Казалось бы, любая биографическая картина о художнике или писателе может предложить лишь один-единственный ракурс — взгляд на личность и творчество знаменитого человека сквозь события его времени и обстоятельства его жизни. Но вот в связи с Есениным появилась идея: а что если в данном случае отойти от этого правила и испробовать ракурс прямо противоположный. Иными словами — попытаться воссоздать окружающую поэта реальность, исходя из его лирики, применительно к ней, как бы сквозь нее, пользуясь стихотворными образами как исходным материалом.
В самом деле, а что если предложить зрителю не обычную биографию поэта, а, так сказать, биографию творческую, то есть состоящую из фактов его поэзии, и лишь тем самым — из фактов его бытия? Что если попытаться материализовать на экране не обстоятельства жизни поэта, а его лирику как таковую? Быть может, при таком подходе личность поэта раскроется в самом процессе его творческого самопознания? Ведь это многого стоит!
Кроме того, раз уж исходным моментом будет лирика, поэзия, сам бог велит строить фильм именно по законам лирической композиции, как строятся стихи. И тут тоже немало соблазнов. Не нужно думать о фабуле, об интриге, можно свободно компоновать самые разнородные вещи, привлекать самые неожиданные детали, не бояться далеких отступлений, скачков в сторону, возвратов, повторов, уповая на всеобъемлющее могущество поэтической ассоциации. Ведь лирика — это иные связи, иные сцепления, а главное — иная условность, избавляющая от многих нудных объяснений, мотивировок, обоснований.
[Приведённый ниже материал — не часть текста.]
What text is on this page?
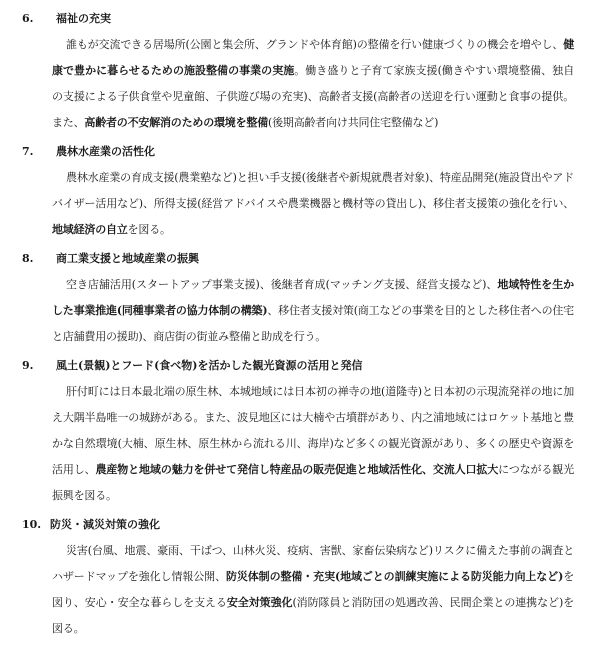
6. 福祉の充実

誰もが交流できる居場所(公園と集会所、グランドや体育館)の整備を行い健康づくりの機会を増やし、健康で豊かに暮らせるための施設整備の事業の実施。働き盛りと子育て家族支援(働きやすい環境整備、独自の支援による子供食堂や児童館、子供遊び場の充実)、高齢者支援(高齢者の送迎を行い運動と食事の提供。また、高齢者の不安解消のための環境を整備(後期高齢者向け共同住宅整備など)

7. 農林水産業の活性化

農林水産業の育成支援(農業塾など)と担い手支援(後継者や新規就農者対象)、特産品開発(施設貸出やアドバイザー活用など)、所得支援(経営アドバイスや農業機器と機材等の貸出し)、移住者支援策の強化を行い、地域経済の自立を図る。

8. 商工業支援と地域産業の振興

空き店舗活用(スタートアップ事業支援)、後継者育成(マッチング支援、経営支援など)、地域特性を生かした事業推進(同種事業者の協力体制の構築)、移住者支援対策(商工などの事業を目的とした移住者への住宅と店舗費用の援助)、商店街の街並み整備と助成を行う。

9. 風土(景観)とフード(食べ物)を活かした観光資源の活用と発信

肝付町には日本最北端の原生林、本城地域には日本初の禅寺の地(道隆寺)と日本初の示現流発祥の地に加え大隅半島唯一の城跡がある。また、波見地区には大楠や古墳群があり、内之浦地域にはロケット基地と豊かな自然環境(大楠、原生林、原生林から流れる川、海岸)など多くの観光資源があり、多くの歴史や資源を活用し、農産物と地域の魅力を併せて発信し特産品の販売促進と地域活性化、交流人口拡大につながる観光振興を図る。

10. 防災・減災対策の強化

災害(台風、地震、豪雨、干ばつ、山林火災、疫病、害獣、家畜伝染病など)リスクに備えた事前の調査とハザードマップを強化し情報公開、防災体制の整備・充実(地域ごとの訓練実施による防災能力向上など)を図り、安心・安全な暮らしを支える安全対策強化(消防隊員と消防団の処遇改善、民間企業との連携など)を図る。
Пусть даже что-то покажется странным, причудливым, туманным — что ж, на то и лирика с ее игрой настроений, с ее глубинным, не всегда отчетливым подтекстом, с ее метафорической многозначностью...
Я думаю, что так или примерно так могли рассуждать С. Урусевский и Г. Шпаликов, замышляя свой фильм о Есенине. Пусть герой картины предстанет перед зрителем именно в качестве лирического героя есенинских стихов. Да и мать, дед, дядька тоже пусть будут не столько его родственниками, сколько персонажами есенинской лирики, существующими в том же ряду, что и Анна Снегина или Танюша.
Да, тут есть свой резон. Есенин, вынесенный за скобки жизнеописания, но зато погруженный в мир созданных им образов... Вероятно, так даже интереснее. И, конечно, труднее. Потому что зритель должен сразу понять авторскую позицию и проникнуться ею настолько, чтобы стать соучастником предложенной «игры». Иначе ничего не получится.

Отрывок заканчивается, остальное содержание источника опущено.